REITs generally have moderate to high risk and potential returns.
For the purposes of this module, it is also assumed that participants have a basic understanding of investments in general before investing in REITs. We strongly recommend that participants in this module go through our foundation module on investing or a similar foundation modules.
As with any other investment product, investors should also take time to understand the product and consider whether it is suitable for them based on their risk profile, time horizon and investment objectives.
- Those interested in investing
Real Estate Investment Trusts (REITs) are instruments that offer investors the opportunity to invest in a professionally managed portfolio of real estate, through the purchase of a publicly-traded investment product. Individuals invest by purchasing units of the REIT.
The investment objective of REITs is to provide unit holders with distribution income, usually from rental income, and capital gains from the appreciation of the REIT price and/ or the profitable sale of real estate assets. Distribution income is similar in some ways to the dividend income you may get from shares.
As an investor, you would like to see higher income distribution or capital gains from investing in the REITs just as you would in a stock. To achieve this, a REIT typically uses the following strategies:
- Acquisition / Property Rebalancing Strategy
- Rental increase
- Asset Enhancement and New Property Development Strategy
Consider if the REIT’s investment objectives suit your personal risk appetite and investment time horizon.

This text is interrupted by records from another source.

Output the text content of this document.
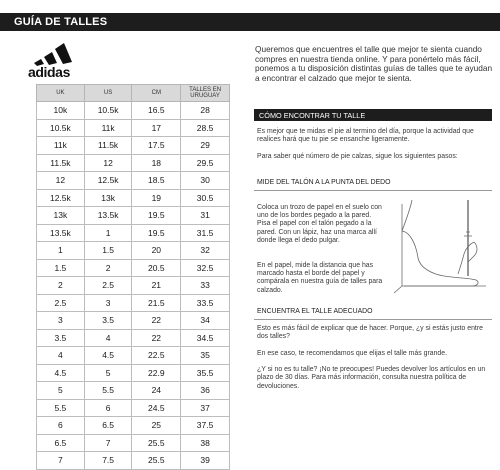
GUÍA DE TALLES
adidas
UK	US	CM	TALLES EN URUGUAY
10k	10.5k	16.5	28
10.5k	11k	17	28.5
11k	11.5k	17.5	29
11.5k	12	18	29.5
12	12.5k	18.5	30
12.5k	13k	19	30.5
13k	13.5k	19.5	31
13.5k	1	19.5	31.5
1	1.5	20	32
1.5	2	20.5	32.5
2	2.5	21	33
2.5	3	21.5	33.5
3	3.5	22	34
3.5	4	22	34.5
4	4.5	22.5	35
4.5	5	22.9	35.5
5	5.5	24	36
5.5	6	24.5	37
6	6.5	25	37.5
6.5	7	25.5	38
7	7.5	25.5	39
Queremos que encuentres el talle que mejor te sienta cuando compres en nuestra tienda online. Y para ponértelo más fácil, ponemos a tu disposición distintas guías de talles que te ayudan a encontrar el calzado que mejor te sienta.
CÓMO ENCONTRAR TU TALLE
Es mejor que te midas el pie al termino del día, porque la actividad que realices hará que tu pie se ensanche ligeramente.
Para saber qué número de pie calzas, sigue los siguientes pasos:
MIDE DEL TALÓN A LA PUNTA DEL DEDO
Coloca un trozo de papel en el suelo con uno de los bordes pegado a la pared. Pisa el papel con el talón pegado a la pared. Con un lápiz, haz una marca allí donde llega el dedo pulgar.
En el papel, mide la distancia que has marcado hasta el borde del papel y compárala en nuestra guía de talles para calzado.
ENCUENTRA EL TALLE ADECUADO
Esto es más fácil de explicar que de hacer. Porque, ¿y si estás justo entre dos talles?
En ese caso, te recomendamos que elijas el talle más grande.
¿Y si no es tu talle? ¡No te preocupes! Puedes devolver los artículos en un plazo de 30 días. Para más información, consulta nuestra política de devoluciones.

Always read up on the REITs you are considering. REITs can have different structures, geographical or sector focus, and some REITs may carry more risk, such as political and regulatory risk, than others. A REIT with all its properties located in Singapore can carry very different risk from another REIT with its properties located in an overseas country. Make sure you understand the political and regulatory risks of the countries that your REIT invests in. Read the “Investment Approach” and “Risks” portions of your prospectus for information on the various risks of the specific REIT you intend to invest in.
The risks associated with a REIT investment vary and depend on the unique characteristics and features of each REIT, as well as the geographical location of the investments. Do not simply look at the expected yield, but also consider the concentration, quality and length of leases of the underlying properties.